1:空気を読んだそのあとに (デキルヤツノ条件):NBonline(日経ビジネス オンライン)

このコラムを書いた降旗学氏はこう述べる。

 私が違和感を覚えるのは、これをビジネスシーンに置き換えた場合だ。
 結論からさきに言おう。
 私は、空気を読めるほうが実は怖ろしいと思っている。


そして、具体的な例を挙げている。


ミートホープ社には、「泥をかぶるのは工場長、社長一族はシラを切り通すという決め事が、経営陣に一致した“空気”」があったことを挙げる。だが、「三男専務は皆で示し合わせていた決定事項をぶち壊しにした」。それに対し、「知らぬ存ぜぬで通すと決めた“経営陣の空気”を見事に読み切った会見が船場吉兆だ」とする。
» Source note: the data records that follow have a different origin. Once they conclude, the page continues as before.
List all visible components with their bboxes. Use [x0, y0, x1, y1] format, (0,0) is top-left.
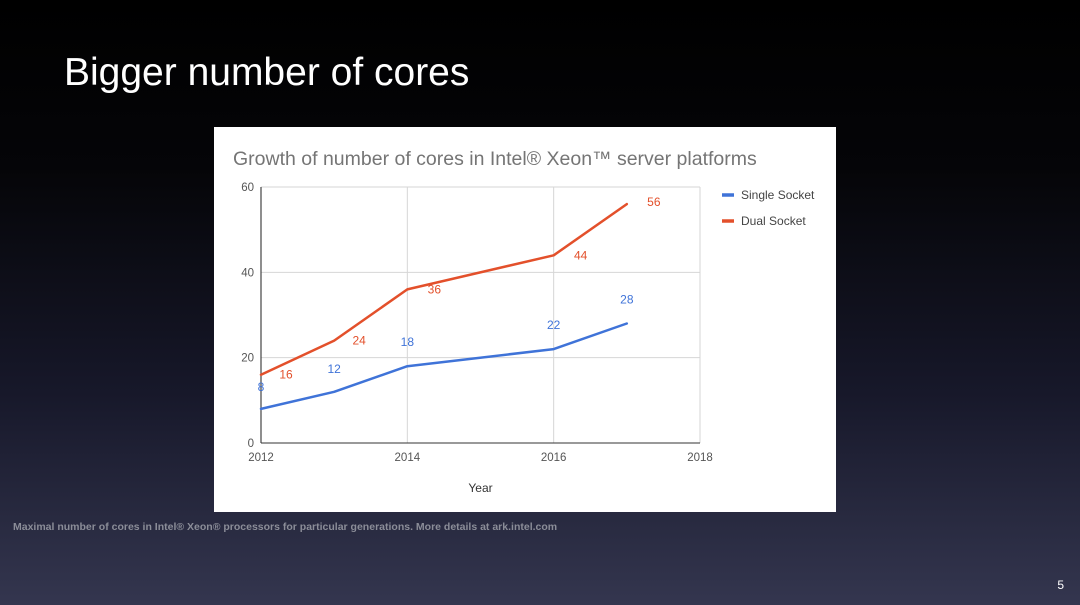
slide-title: Bigger number of cores [64, 51, 470, 94]
data-label: 44 [574, 248, 588, 262]
y-tick-label: 40 [241, 267, 254, 279]
series-line-dual-socket [259, 202, 629, 376]
page-number: 5 [1057, 578, 1064, 592]
x-tick-label: 2018 [687, 452, 713, 464]
data-label: 36 [428, 282, 442, 296]
chart-series [259, 202, 629, 411]
chart-grid [260, 186, 701, 444]
legend-label: Dual Socket [741, 214, 806, 228]
line-chart: Growth of number of cores in Intel® Xeon… [233, 148, 815, 495]
legend-label: Single Socket [741, 188, 815, 202]
series-line-single-socket [259, 322, 629, 411]
data-label: 12 [327, 362, 341, 376]
x-tick-label: 2016 [541, 452, 567, 464]
chart-panel: Growth of number of cores in Intel® Xeon… [214, 127, 836, 512]
y-tick-label: 20 [241, 353, 254, 365]
chart-legend: Single Socket Dual Socket [722, 188, 815, 228]
data-label: 28 [620, 293, 634, 307]
data-label: 16 [279, 368, 293, 382]
chart-data-labels: 8 12 18 22 28 16 24 36 44 56 [258, 195, 661, 394]
slide-footnote: Maximal number of cores in Intel® Xeon® … [13, 521, 558, 533]
chart-axes: 0 20 40 60 2012 2014 2016 2018 Year [241, 182, 713, 495]
chart-title: Growth of number of cores in Intel® Xeon… [233, 148, 757, 170]
data-label: 24 [352, 334, 366, 348]
x-tick-label: 2014 [395, 452, 421, 464]
data-label: 8 [258, 380, 265, 394]
x-tick-label: 2012 [248, 452, 274, 464]
data-label: 56 [647, 195, 661, 209]
x-axis-title: Year [468, 481, 492, 495]
y-tick-label: 60 [241, 182, 254, 194]
y-tick-label: 0 [248, 438, 254, 450]
data-label: 22 [547, 318, 561, 332]
data-label: 18 [401, 335, 415, 349]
さて、ここで疑問が湧く。「空気を読めるほうが実は怖ろしい」の「怖ろしい」とは一体どういう意味での「怖ろしい」なのか?


シラを切り通されれば「消費者」にとって怖ろしいことだったとは言えるだろう。だけど、経営者にとってはそうではない。現にミートホープ社は破産し、社長は逮捕された。シラを切り通すことに成功すれば、違った展開になったかもしれない。いや、それは無理な話で、遅かれ早かれ事は露見すると考えることも可能であり、おそらくそうなっただろう。だから不祥事が発覚したからには一刻も早く包み隠さず真相を話すべきだとは言える。そうすれば情状酌量の余地が多少はできる。それを阻害する「空気」は「怖ろしい」ともいえる。


ただ、消費者にとっての「怖ろしい」と、経営陣にとっての「怖ろしい」は意味が違う。両者をひとまとめにして「怖ろしい」と言っているのか、それともどちらかの意味で「怖ろしい」と言っているのか、判断がつきかねる。